Brooklake is one of those places where Federal Way began to grow in the early part of the 20th Century. It began in the 1920s as the Wagon Wheel restaurant, which soon faltered and entered a brief criminal career as a speakeasy. The place was rehabilitated as a community center after being taken over by a more community-minded group in the 1930s.
For decades after, the community center was organized by community groups like Rotary, Kiwanis and the Federal Way Historical Society. It hosted community events, dances, churches, weddings and spawned many significant public ventures.
On the building’s second floor, I found a 1940s photo of the building and on the back of the frame was handwritten, “Where Federal Way began.” Underneath that title, the text lists the site as the origin of the community’s first water district, first sewer district, first fire district and first community club. It was also the site of the first community library.
There are few remaining sites in the city with as much historical significance as Brooklake. We are fortunate to have this opportunity to preserve the site as a park. Credit should go to former residents Vern and Vera Frease for maintaining the Brooklake site for so many decades.
Over the years, a long list of people have worked to bring Brooklake into the city, including King County Councilmember Pete von Reichbauer, former Mayor Skip Priest, Jeanne and Jim Burbidge, Bob Kellogg, Bob Roegner, Chris Carrel and the Friends of the Hylebos and many others.

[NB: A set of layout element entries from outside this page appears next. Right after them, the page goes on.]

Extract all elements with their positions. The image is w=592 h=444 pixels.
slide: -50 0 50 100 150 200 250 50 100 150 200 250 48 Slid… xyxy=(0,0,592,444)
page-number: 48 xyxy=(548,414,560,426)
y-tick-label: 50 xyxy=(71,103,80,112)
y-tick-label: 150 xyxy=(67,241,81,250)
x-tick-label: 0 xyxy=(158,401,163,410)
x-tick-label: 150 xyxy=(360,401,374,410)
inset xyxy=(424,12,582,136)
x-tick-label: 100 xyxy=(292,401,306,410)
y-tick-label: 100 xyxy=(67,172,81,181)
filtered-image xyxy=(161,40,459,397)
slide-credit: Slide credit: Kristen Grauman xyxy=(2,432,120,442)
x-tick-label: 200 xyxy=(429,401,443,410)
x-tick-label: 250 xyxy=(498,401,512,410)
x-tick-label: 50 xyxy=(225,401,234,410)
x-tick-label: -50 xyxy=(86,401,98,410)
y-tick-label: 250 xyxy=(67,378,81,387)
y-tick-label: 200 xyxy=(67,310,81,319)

The final push was spurred by Wendell Kueker of the Brooklake Community Center, and Jerry Knutzen of the Historical Society, who approached me about the opportunity during the transition. Once in office, I reached out to Jerry and Wendell, and worked with city staff to quickly bring a proposal to the City Council. At its March 18, meeting, the Council authorized my proposal to accept the donation of the property and now Brooklake truly belongs to the entire community.
The five-acre property sits near the corner of South 356th and Highway 99, on the southeast corner of the West Hylebos Wetlands Park. As a new city park, we will preserve Brooklake’s historical building and make the site more accessible to the public. Brooklake can easily be connected to the city’s ever-popular 120-acre West Hylebos Wetlands, with a small extension off the existing boardwalk. There is also an opportunity for the site to host a future interpretive center and environmental science classes for local students.

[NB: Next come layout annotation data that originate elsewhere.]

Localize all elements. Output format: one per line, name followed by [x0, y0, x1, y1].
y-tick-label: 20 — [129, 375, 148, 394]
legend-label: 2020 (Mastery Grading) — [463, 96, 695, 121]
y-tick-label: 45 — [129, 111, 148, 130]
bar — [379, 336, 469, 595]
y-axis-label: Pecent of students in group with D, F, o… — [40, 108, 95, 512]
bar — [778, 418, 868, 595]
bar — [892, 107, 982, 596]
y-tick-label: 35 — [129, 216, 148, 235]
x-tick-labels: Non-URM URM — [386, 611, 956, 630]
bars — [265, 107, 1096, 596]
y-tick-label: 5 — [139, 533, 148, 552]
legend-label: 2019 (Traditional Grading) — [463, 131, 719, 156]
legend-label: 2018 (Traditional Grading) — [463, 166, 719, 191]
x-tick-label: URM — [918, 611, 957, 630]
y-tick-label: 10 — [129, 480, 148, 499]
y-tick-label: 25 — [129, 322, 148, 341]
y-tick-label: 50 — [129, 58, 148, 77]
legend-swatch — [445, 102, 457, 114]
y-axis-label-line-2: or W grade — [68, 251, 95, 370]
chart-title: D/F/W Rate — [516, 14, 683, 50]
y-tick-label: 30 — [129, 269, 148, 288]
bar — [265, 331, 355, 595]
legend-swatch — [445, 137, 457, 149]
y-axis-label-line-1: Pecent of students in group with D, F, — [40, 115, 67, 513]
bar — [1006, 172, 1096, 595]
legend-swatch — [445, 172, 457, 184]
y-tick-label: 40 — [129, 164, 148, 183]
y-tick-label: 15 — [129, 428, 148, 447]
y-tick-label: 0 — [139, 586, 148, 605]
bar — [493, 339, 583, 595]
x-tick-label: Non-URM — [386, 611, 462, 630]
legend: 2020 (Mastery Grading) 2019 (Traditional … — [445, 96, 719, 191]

The future uses of Brooklake will be developed in discussion with the Historical Society, Friends of the Hylebos, the school district and the public. The first step in this journey, though, is inventorying and managing the site’s historical assets.
During my discussions with Wendell, he told me of an important artifact hidden in the Brooklake building. It was a 1940s-era painting depicting early Federal Way, which had been hidden away for decades behind a false wall.
Immediately after obtaining ownership, I had staff locate and remove the artwork. We are working with the Historical Society to determine the history of the painting, but it depicts an 1890s logging camp of the type that used to operate in Federal Way at the time. We will have the painting restored so that it can be properly displayed in the future.
In addition to this rich history, one of Brooklake’s lessons for contemporary Federal Way is worth contemplating. Brooklake exists today as a community asset because a group of community-minded residents worked to make something special. The Federal Way of today is the accumulation of many, many similar acts of community building like this. More importantly, the choices we all make today determine the future community that we are building.
Jim Ferrell is the mayor of Federal Way.